Just last month, the WannaCry ransomware attacked computers in over 150 countries and affected about 200,000 thousand individuals. Now, another wave of ransomware attacks has spread throughout a number of countries.
Ransomware is a kind of malware that effectively takes a computer system's files hostage. Users won't be able to access those files unless they pay a ransom. The cybercriminals behind WannaCry demanded a ransom of $300 in the cryptocurrency Bitcoin, which users had to pay within a certain amount of time. Non-payment would mean losing access to those files, unless users backed the files up in a separate location.
A number of organizations and companies have announced that their operations have experienced issues due to the new ransomware attack. The ransomware, called Petya, is somewhat similar to WannaCry. Both ask for payment in Bitcoin, and both have targeted large companies and organizations. However, it may be that the similarities between the two ransomware end there.
Petya has attacked different kinds of organizations in three continents. A Cadbury chocolate factory in Australia has halted production when its parent company experienced a ransomware attack. Another Australian organization, law firm DLA Piper Ltd, may also be under attack.
Danish shipping giant Moller-Maersk has also announced that the malware has also affected their systems. Heritage Valley Health System, which runs medical facilities in Pittsburgh, has also reported issues due to the malware.
The malware has also hit Russian oil and steel firms Evraz and Rosneft. Saint-Gobain, a construction materials company in France, has also reported an attack. Australian airline Qantas, however, has said that the issues it has been experiencing are not an effect of the ransomware, but an effect of a glitch instead.

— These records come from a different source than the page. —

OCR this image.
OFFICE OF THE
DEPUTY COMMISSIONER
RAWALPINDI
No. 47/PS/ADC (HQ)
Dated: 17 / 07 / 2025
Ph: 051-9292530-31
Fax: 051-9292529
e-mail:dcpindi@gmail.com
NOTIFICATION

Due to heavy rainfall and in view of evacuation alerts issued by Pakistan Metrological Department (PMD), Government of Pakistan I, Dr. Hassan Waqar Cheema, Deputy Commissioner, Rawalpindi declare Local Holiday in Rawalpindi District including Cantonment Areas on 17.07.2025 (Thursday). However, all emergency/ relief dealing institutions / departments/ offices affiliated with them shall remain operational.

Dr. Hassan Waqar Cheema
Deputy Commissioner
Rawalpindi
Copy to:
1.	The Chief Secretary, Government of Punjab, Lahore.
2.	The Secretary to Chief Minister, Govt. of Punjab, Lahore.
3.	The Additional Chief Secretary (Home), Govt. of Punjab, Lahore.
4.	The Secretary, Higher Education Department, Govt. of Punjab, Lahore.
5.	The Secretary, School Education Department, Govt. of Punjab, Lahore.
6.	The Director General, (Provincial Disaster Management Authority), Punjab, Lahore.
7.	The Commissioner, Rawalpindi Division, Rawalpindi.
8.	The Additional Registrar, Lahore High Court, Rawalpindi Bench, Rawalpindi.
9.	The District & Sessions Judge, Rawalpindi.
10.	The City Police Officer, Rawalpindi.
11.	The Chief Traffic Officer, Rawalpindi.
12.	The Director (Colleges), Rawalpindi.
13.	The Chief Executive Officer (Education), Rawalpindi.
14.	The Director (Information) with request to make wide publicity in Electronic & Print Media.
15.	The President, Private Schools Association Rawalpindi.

More companies and organizations may report attacks on their systems in the next few days. Then again, maybe not. Analysts have realized that though Petya and WannaCry are similar, there are some glaring distinctions.
Though there are some obvious though shallow similarities, Petya seems to be somewhat different from WannaCry. Petya also demands a $300 ransom in Bitcoin like its predecessor. However, analysts now say that the cybercriminals behind Petya may not be doing this for the money. It's possible that they're doing this to cause mayhem, not to rake in the cash.
Experts have noticed that the payment mechanism for Petya looks to be the work of amateurs. While most other ransomware creates a custom Bitcoin payment address for each victim, Petya uses just one address for all victims. Another thing that experts noticed is that the criminals behind Petya provided victims with a single email address with which to communicate. The email service provider has suspended this email address, which means that the criminals can't give victims the decryption code once victims pay the ransom. It's possible that whoever is behind the ransomware isn't looking for money, but is just looking to cause disruptions.
There have been reports that a small Ukrainian financial tech company called MeDoc is likely to be behind these new ransomware attacks. We may receive new information as more angles to the story unfold.